Ein Morgenbesuch bei Adrian. Er wohnt in einem großen Atelier und ist sehr hübsch eingerichtet. Als ich kam, saß er in einem persischen Kaftan an einem zierlich gedeckten Tischchen und nahm ein hygienisches Frühstück ein. Er sagte, daß er nachher zwei bis drei Stunden zu arbeiten pflege, nur jetzt im Karneval sei das natürlich nicht ganz durchzuführen. Wir rauchten Haschischzigaretten und unterhielten uns über Wahnmoching. Ich glaube, Adrian ist, was man einen Causeur nennt, man kann sonst eigentlich nicht über Wahnmoching »plaudern« und tut es auch nicht, aber Adrian kann es. Trotzdem ist auch er der Ansicht, daß hier große Dinge in der Luft liegen, und jeder, der irgendwelches Streben in sich fühle, müsse sich solchen Bewegungen unbedingt anschließen.

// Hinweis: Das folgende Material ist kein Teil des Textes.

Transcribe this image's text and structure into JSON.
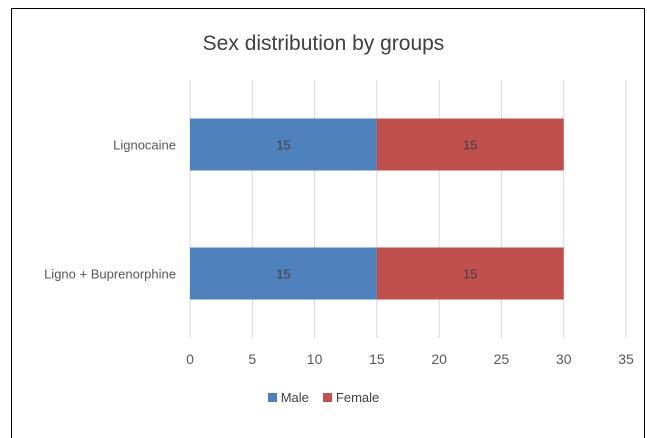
{
  "chart_data": {
    "type": "bar",
    "orientation": "horizontal",
    "stacked": true,
    "title": "Sex distribution by groups",
    "categories": [
      "Lignocaine",
      "Ligno + Buprenorphine"
    ],
    "series": [
      {
        "name": "Male",
        "values": [
          15,
          15
        ],
        "color": "#4f81bd"
      },
      {
        "name": "Female",
        "values": [
          15,
          15
        ],
        "color": "#c0504d"
      }
    ],
    "xlim": [
      0,
      35
    ],
    "xticks": [
      0,
      5,
      10,
      15,
      20,
      25,
      30,
      35
    ],
    "grid": "vertical",
    "legend": "bottom",
    "data_labels": true
  }
}
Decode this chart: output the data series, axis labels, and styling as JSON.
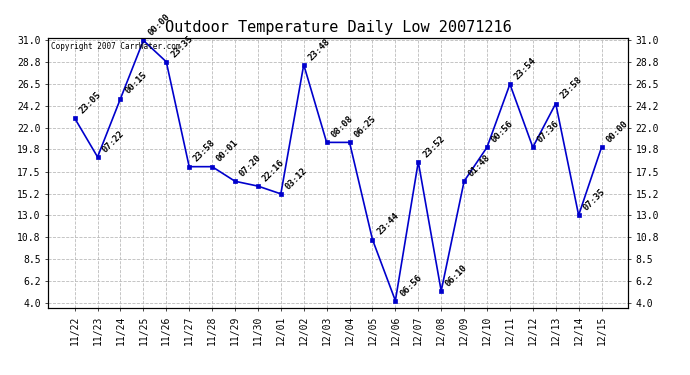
{
  "title": "Outdoor Temperature Daily Low 20071216",
  "copyright": "Copyright 2007 CarrWater.com",
  "dates": [
    "11/22",
    "11/23",
    "11/24",
    "11/25",
    "11/26",
    "11/27",
    "11/28",
    "11/29",
    "11/30",
    "12/01",
    "12/02",
    "12/03",
    "12/04",
    "12/05",
    "12/06",
    "12/07",
    "12/08",
    "12/09",
    "12/10",
    "12/11",
    "12/12",
    "12/13",
    "12/14",
    "12/15"
  ],
  "values": [
    23.0,
    19.0,
    25.0,
    31.0,
    28.8,
    18.0,
    18.0,
    16.5,
    16.0,
    15.2,
    28.5,
    20.5,
    20.5,
    10.5,
    4.2,
    18.5,
    5.2,
    16.5,
    20.0,
    26.5,
    20.0,
    24.5,
    13.0,
    20.0
  ],
  "times": [
    "23:05",
    "07:22",
    "00:15",
    "00:00",
    "23:35",
    "23:58",
    "00:01",
    "07:20",
    "22:16",
    "03:12",
    "23:48",
    "08:08",
    "06:25",
    "23:44",
    "06:56",
    "23:52",
    "06:10",
    "01:48",
    "00:56",
    "23:54",
    "07:36",
    "23:58",
    "07:35",
    "00:00"
  ],
  "line_color": "#0000cc",
  "marker_color": "#0000cc",
  "bg_color": "#ffffff",
  "grid_color": "#bbbbbb",
  "ylim_min": 4.0,
  "ylim_max": 31.0,
  "yticks": [
    4.0,
    6.2,
    8.5,
    10.8,
    13.0,
    15.2,
    17.5,
    19.8,
    22.0,
    24.2,
    26.5,
    28.8,
    31.0
  ],
  "annotation_fontsize": 6.5,
  "title_fontsize": 11,
  "tick_fontsize": 7
}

»Ich bitte Sie, Monsieur Dame, wir haben wieder gelernt, dionysisch zu empfinden, – wer hätte das vor zehn oder zwanzig Jahren für möglich gehalten? Bei dem Fest neulich, – haben Sie gesehen, wie der Professor raste, wie der Taumel ihn blendete, so daß er in den scheinbar häßlichsten Frauen wunderbare Schönheit erblickte? Er hat so viel Eros, daß ihm jede Lebensäußerung, jede Form, in der das Leben sich darstellt, etwas Vollendetes bedeutet. So wurde zum Beispiel einmal von jemand gesagt, er sei sehr unschön, ja geradezu garstig. Hofmann besann sich einen Augenblick und sagte dann: Ja, gewiß, er ist wundervoll garstig. – Von Ihnen ist er übrigens ganz entzückt, er sagte mir, es wäre ganz unglaublich, wie blasiert und gelangweilt Sie manchmal aussehen könnten.« (Ich empfand das nicht gerade als Kompliment, aber es war entschieden so gemeint.)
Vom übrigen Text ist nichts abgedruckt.